Oireachtas Joint and Select Committees

Tuesday, 25 May 2021

Joint Oireachtas Committee on the Implementation of the Good Friday Agreement

Representatives of the Ballymurphy Families

Mr. John Teggart:

I liked the comment from Senator Currie. That is exactly what has happened. New lies have been started with these vexatious investigations. One of the questions asked was about the difficulties then and now. Things would have been different if we had had a proper investigation. If the soldiers at one of these massacres had been properly investigated, and if the courts had been more sympathetic to the families without taking the word of the army at the time, I wonder how many people's lives would have been saved at the likes of Bloody Sunday and events all through the conflict of the Troubles. The committee has to remember it was the army and the likes of its generals who were putting out statements about our loved ones right away, from the first shot, saying they were gunmen and gunwomen. If things had been done differently in the courts and they had been made accountable, and if the Attorney General of the day had been more forthcoming for anybody who committed a crime, whether it was the army or whatever, things would have been different throughout the conflict.

Senator Currie also asked about what the committee can do for us. Obviously the families have been successful in getting the inquest, in correcting history to show our loved ones were entirely innocent and in vindicating their good names. We would hope the same help, the same resources and the same laws would be available to others. Members have to remember the inquests at that time were a sham. They did not call eyewitnesses. Mr. Ó Muirigh can expand on this. The RUC did not interview military witnesses and things like that. That is where we were at. We were treated really badly. One example of how the courts were, although it changed subsequently, was that when my mother went for a civil case at a very early stage she was told by the judge that because my daddy was not working at the time she would have one less mouth to feed and would actually be financially better off. Those were the kinds of judges, and that was the kind of legal system, that we had at the time.
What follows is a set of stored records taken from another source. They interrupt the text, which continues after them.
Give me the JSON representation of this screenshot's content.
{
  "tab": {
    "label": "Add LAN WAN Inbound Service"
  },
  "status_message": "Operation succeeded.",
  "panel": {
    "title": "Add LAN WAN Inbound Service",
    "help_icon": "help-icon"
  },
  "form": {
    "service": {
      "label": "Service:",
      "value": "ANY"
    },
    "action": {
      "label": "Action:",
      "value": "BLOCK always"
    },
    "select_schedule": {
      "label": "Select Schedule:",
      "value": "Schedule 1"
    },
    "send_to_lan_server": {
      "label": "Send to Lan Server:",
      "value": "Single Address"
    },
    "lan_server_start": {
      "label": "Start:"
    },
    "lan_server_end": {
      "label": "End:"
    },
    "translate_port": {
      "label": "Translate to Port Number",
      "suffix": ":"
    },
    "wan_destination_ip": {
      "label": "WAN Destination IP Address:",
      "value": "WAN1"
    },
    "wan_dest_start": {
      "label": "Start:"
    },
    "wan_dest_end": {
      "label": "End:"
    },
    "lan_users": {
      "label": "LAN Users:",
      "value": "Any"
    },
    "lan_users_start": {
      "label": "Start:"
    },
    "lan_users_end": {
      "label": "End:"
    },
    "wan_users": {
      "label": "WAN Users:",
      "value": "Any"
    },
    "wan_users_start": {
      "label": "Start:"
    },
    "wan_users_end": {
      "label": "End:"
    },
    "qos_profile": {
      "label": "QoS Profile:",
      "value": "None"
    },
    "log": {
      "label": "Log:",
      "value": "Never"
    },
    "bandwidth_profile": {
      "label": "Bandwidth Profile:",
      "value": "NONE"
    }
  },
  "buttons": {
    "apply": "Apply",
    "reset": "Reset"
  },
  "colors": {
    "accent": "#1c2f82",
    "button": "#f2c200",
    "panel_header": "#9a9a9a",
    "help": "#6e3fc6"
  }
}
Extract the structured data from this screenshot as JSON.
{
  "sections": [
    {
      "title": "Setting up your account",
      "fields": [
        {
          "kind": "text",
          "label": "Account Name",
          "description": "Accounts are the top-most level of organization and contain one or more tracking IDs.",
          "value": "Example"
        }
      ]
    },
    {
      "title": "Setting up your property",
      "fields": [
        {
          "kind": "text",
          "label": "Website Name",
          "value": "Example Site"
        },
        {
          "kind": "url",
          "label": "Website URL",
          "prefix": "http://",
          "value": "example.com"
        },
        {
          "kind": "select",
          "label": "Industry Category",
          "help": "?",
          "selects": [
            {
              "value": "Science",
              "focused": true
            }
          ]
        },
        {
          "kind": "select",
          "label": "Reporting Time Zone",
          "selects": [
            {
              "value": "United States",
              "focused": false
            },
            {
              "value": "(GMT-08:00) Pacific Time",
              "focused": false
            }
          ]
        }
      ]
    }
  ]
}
Deputy Carroll MacNeill asked how we were treated at the inquest. From the very start the families had requested a meeting with the legacy department in the Laganside courts for the inquest. It was very helpful. It will set a precedent for what others should be entitled to. They were very family-orientated. They brought us all into the meeting and we asked for a few things. We did not get them all but we got basically what was needed for the families, like a family room as somewhere for the families to go. We brought in the Listening Ear service and things like that. Even at the end, they familiarised the families with the courts. All these things were done and I congratulate the coroners service on the way it worked with the families. I hope it is the precedent for others coming forward. I will give somebody else a chance to talk.